This is what happened.
NCTC asked the Department of Homeland Security for access to a database on terror suspects. DHS gave NCTC the disks, on the condition that NCTC, within 30 days, remove information regarding “innocent US persons” (innocent non-US persons are apparently fair game).
NCTC couldn’t do it. In fact, after 30 days they had barely been able to download the database from the disks. Even with another 30-day extension, they couldn’t do it, and in response to this failure, they have demanded, and gotten, even broader access to even more government databases. The only constraint is that any time they access a new database, they have to publish that fact in the Federal Register.
Their problems in removing “innocent US persons”‘ data are completely understandable, because NCTC was anxious that today’s innocent person may not turn out to have been innocent tomorrow. How do you remove innocent people, when nobody is provably innocent?
From a resource standpoint, how could NCTC possibly deploy enough skilled analysts to prove the innocence of the (at minimum) hundreds of thousands of people this one database contained? And that’s just one of the many databases to which they will now have access!
This is an example of what, over at EFF when I was interning there in 2000, we used to call “Data Valdez”. The amount of data being created is enormous and essentially impossible to thoroughly analyze. The federal government has, in its various parts, access to data on every part of our lives, but no matter how fast its computers, it will never, ever have the human resources necessary to process it properly. Demanding access to ever greater oceans of data is not going to help. It’s a processing problem, not a data problem.

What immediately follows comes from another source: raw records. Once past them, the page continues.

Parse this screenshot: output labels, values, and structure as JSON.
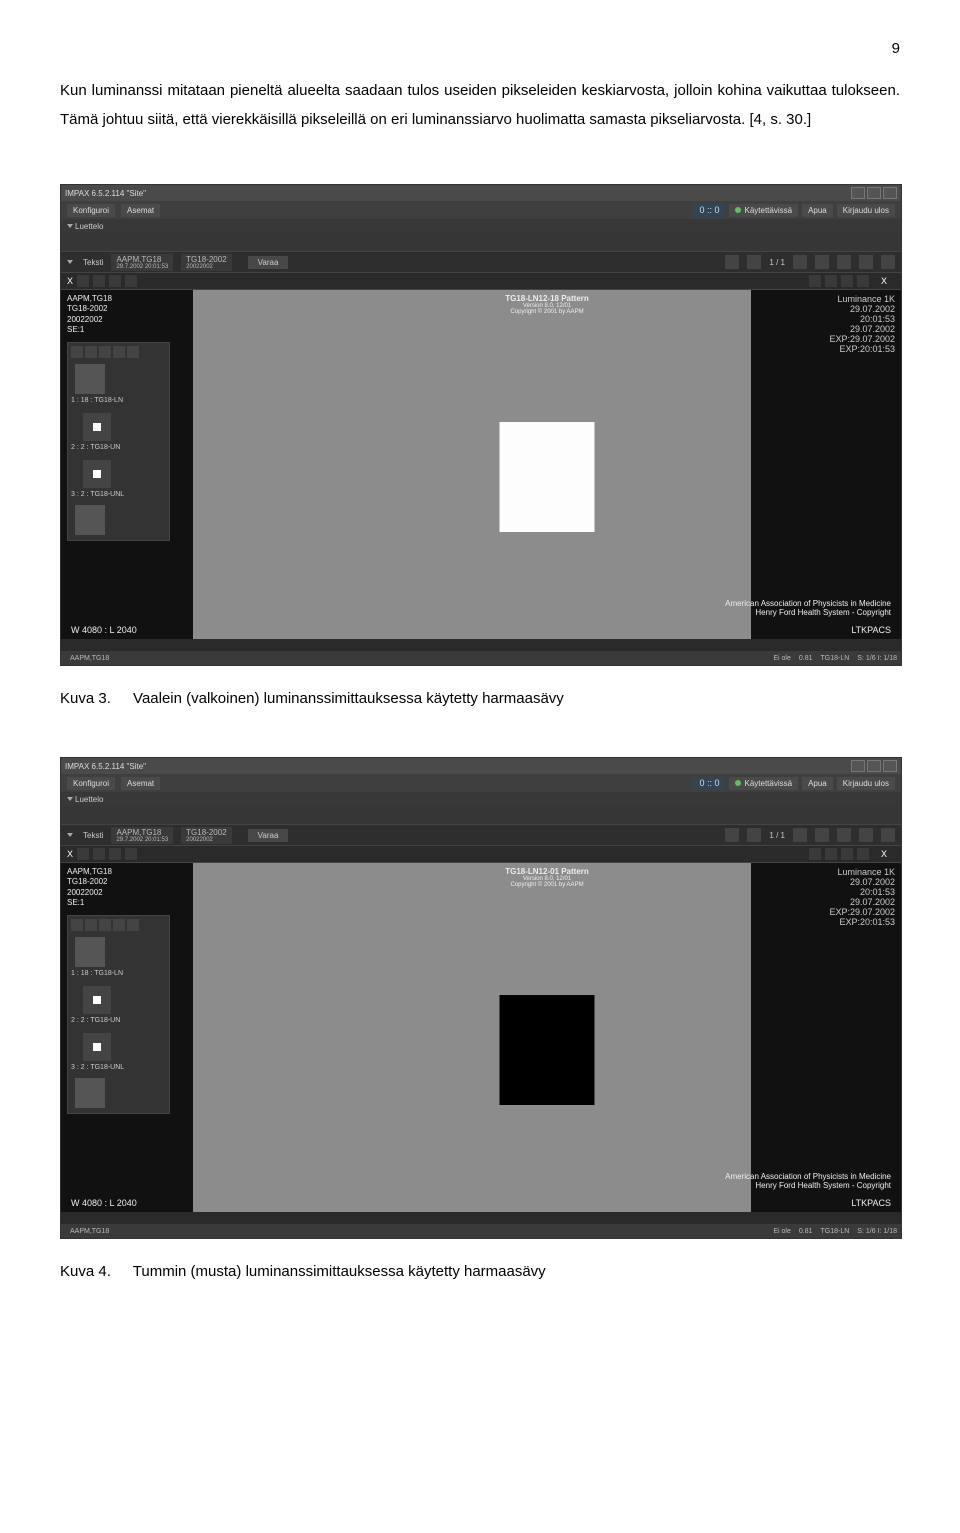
{
  "page_number": "9",
  "paragraph": "Kun luminanssi mitataan pieneltä alueelta saadaan tulos useiden pikseleiden keskiarvosta, jolloin kohina vaikuttaa tulokseen. Tämä johtuu siitä, että vierekkäisillä pikseleillä on eri luminanssiarvo huolimatta samasta pikseliarvosta. [4, s. 30.]",
  "app": {
    "title": "IMPAX 6.5.2.114  \"Site\"",
    "menu": {
      "konfiguroi": "Konfiguroi",
      "asemat": "Asemat",
      "zero": "0 :: 0",
      "kaytettavissa": "Käytettävissä",
      "apua": "Apua",
      "kirjaudu": "Kirjaudu ulos"
    },
    "subheader": "Luettelo",
    "teksti": "Teksti",
    "study_chip1": "AAPM,TG18",
    "study_chip1_line2": "29.7.2002  20:01:53",
    "study_chip2": "TG18-2002",
    "study_chip2_line2": "20022002",
    "varaa": "Varaa",
    "nav_counter": "1 / 1",
    "left": {
      "l1": "AAPM,TG18",
      "l2": "TG18-2002",
      "l3": "20022002",
      "l4": "SE:1",
      "thumb1": "1 : 18 : TG18-LN",
      "thumb2": "2 : 2 : TG18-UN",
      "thumb3": "3 : 2 : TG18-UNL"
    },
    "right": {
      "r1": "Luminance 1K",
      "r2": "29.07.2002",
      "r3": "20:01:53",
      "r4": "29.07.2002",
      "r5": "EXP:29.07.2002",
      "r6": "EXP:20:01:53"
    },
    "viewer_title_a": "TG18-LN12-18 Pattern",
    "viewer_title_b": "TG18-LN12-01 Pattern",
    "viewer_sub1": "Version 8.0, 12/01",
    "viewer_sub2": "Copyright © 2001 by AAPM",
    "copyright1": "American Association of Physicists in Medicine",
    "copyright2": "Henry Ford Health System - Copyright",
    "wl": "W 4080 : L 2040",
    "ltk": "LTKPACS",
    "status_left": "AAPM,TG18",
    "status_r1": "Ei ole",
    "status_r2": "0.81",
    "status_r3": "TG18-LN",
    "status_r4": "S: 1/6  I: 1/18"
  },
  "captions": {
    "c3_label": "Kuva 3.",
    "c3_text": "Vaalein (valkoinen) luminanssimittauksessa käytetty harmaasävy",
    "c4_label": "Kuva 4.",
    "c4_text": "Tummin (musta) luminanssimittauksessa käytetty harmaasävy"
  }
}
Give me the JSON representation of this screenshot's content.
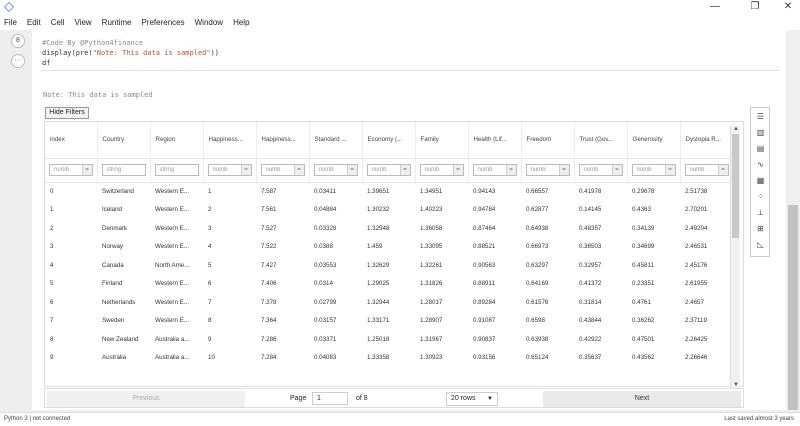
{
  "window": {
    "minimize": "—",
    "maximize": "❐",
    "close": "✕"
  },
  "menu": [
    "File",
    "Edit",
    "Cell",
    "View",
    "Runtime",
    "Preferences",
    "Window",
    "Help"
  ],
  "gutter": {
    "exec_count": "8",
    "more": "···"
  },
  "code": {
    "line1": "#Code By @Python4finance",
    "line2a": "display(pre(",
    "line2s": "\"Note: This data is sampled\"",
    "line2b": "))",
    "line3": "df"
  },
  "output": {
    "note": "Note: This data is sampled",
    "hide_filters": "Hide Filters"
  },
  "table": {
    "columns": [
      "index",
      "Country",
      "Region",
      "Happiness...",
      "Happiness...",
      "Standard ...",
      "Economy (...",
      "Family",
      "Health (Lif...",
      "Freedom",
      "Trust (Gov...",
      "Generosity",
      "Dystopia R..."
    ],
    "filters": [
      "numb",
      "string",
      "string",
      "numb",
      "numb",
      "numb",
      "numb",
      "numb",
      "numb",
      "numb",
      "numb",
      "numb",
      "numb"
    ],
    "rows": [
      [
        "0",
        "Switzerland",
        "Western E...",
        "1",
        "7.587",
        "0.03411",
        "1.39651",
        "1.34951",
        "0.94143",
        "0.66557",
        "0.41978",
        "0.29678",
        "2.51738"
      ],
      [
        "1",
        "Iceland",
        "Western E...",
        "2",
        "7.561",
        "0.04884",
        "1.30232",
        "1.40223",
        "0.94784",
        "0.62877",
        "0.14145",
        "0.4363",
        "2.70201"
      ],
      [
        "2",
        "Denmark",
        "Western E...",
        "3",
        "7.527",
        "0.03328",
        "1.32548",
        "1.36058",
        "0.87464",
        "0.64938",
        "0.48357",
        "0.34139",
        "2.49204"
      ],
      [
        "3",
        "Norway",
        "Western E...",
        "4",
        "7.522",
        "0.0388",
        "1.459",
        "1.33095",
        "0.88521",
        "0.66973",
        "0.36503",
        "0.34699",
        "2.46531"
      ],
      [
        "4",
        "Canada",
        "North Ame...",
        "5",
        "7.427",
        "0.03553",
        "1.32629",
        "1.32261",
        "0.90563",
        "0.63297",
        "0.32957",
        "0.45811",
        "2.45176"
      ],
      [
        "5",
        "Finland",
        "Western E...",
        "6",
        "7.406",
        "0.0314",
        "1.29025",
        "1.31826",
        "0.88911",
        "0.64169",
        "0.41372",
        "0.23351",
        "2.61955"
      ],
      [
        "6",
        "Netherlands",
        "Western E...",
        "7",
        "7.378",
        "0.02799",
        "1.32944",
        "1.28017",
        "0.89284",
        "0.61576",
        "0.31814",
        "0.4761",
        "2.4657"
      ],
      [
        "7",
        "Sweden",
        "Western E...",
        "8",
        "7.364",
        "0.03157",
        "1.33171",
        "1.28907",
        "0.91087",
        "0.6598",
        "0.43844",
        "0.36262",
        "2.37119"
      ],
      [
        "8",
        "New Zealand",
        "Australia a...",
        "9",
        "7.286",
        "0.03371",
        "1.25018",
        "1.31967",
        "0.90837",
        "0.63938",
        "0.42922",
        "0.47501",
        "2.26425"
      ],
      [
        "9",
        "Australia",
        "Australia a...",
        "10",
        "7.284",
        "0.04083",
        "1.33358",
        "1.30923",
        "0.93156",
        "0.65124",
        "0.35637",
        "0.43562",
        "2.26646"
      ]
    ]
  },
  "pager": {
    "previous": "Previous",
    "page_label": "Page",
    "page_value": "1",
    "of": "of 8",
    "rows": "20 rows",
    "next": "Next"
  },
  "status": {
    "kernel": "Python 3 | not connected",
    "saved": "Last saved almost 3 years"
  }
}
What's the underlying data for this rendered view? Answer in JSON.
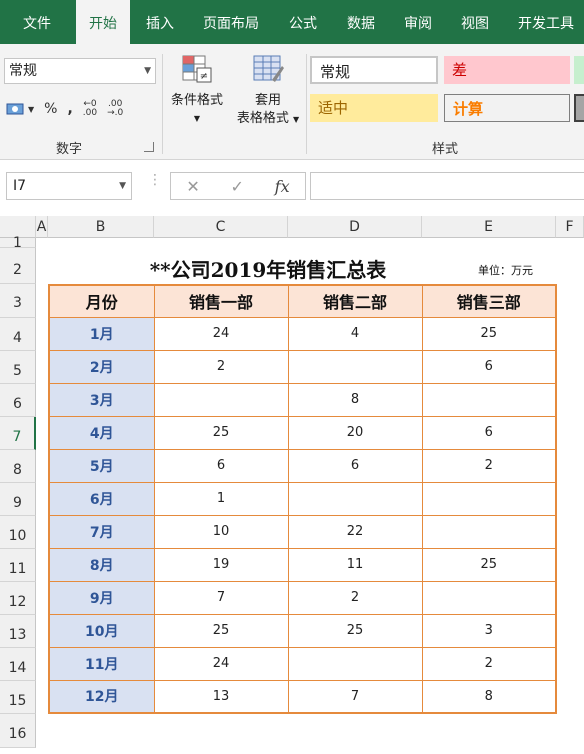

That’s why, at Digital Fourth, we recognize the wisdom for law enforcement of aggressively applying the constraints identified in the Fourth Amendment. Even if you have the ability to collect more data, it works better to consciously commit to collecting less. Law enforcement should, for its own sanity and ours, collect, retain and use in investigations only data that is related to investigations of actual, well-defined crimes committed by previously identified people. Only then will the volume of data collected be low enough that law enforcement will be able to process it thoughtfully and intelligently. Yes, that means that connections will be missed that will only become apparent after the fact of an attack. But we cannot insure perfectly against the probability of future attacks. We have to invest our resources rationally, and we have vastly over-invested in preventing terrorist attacks relative to other things that kill many more Americans.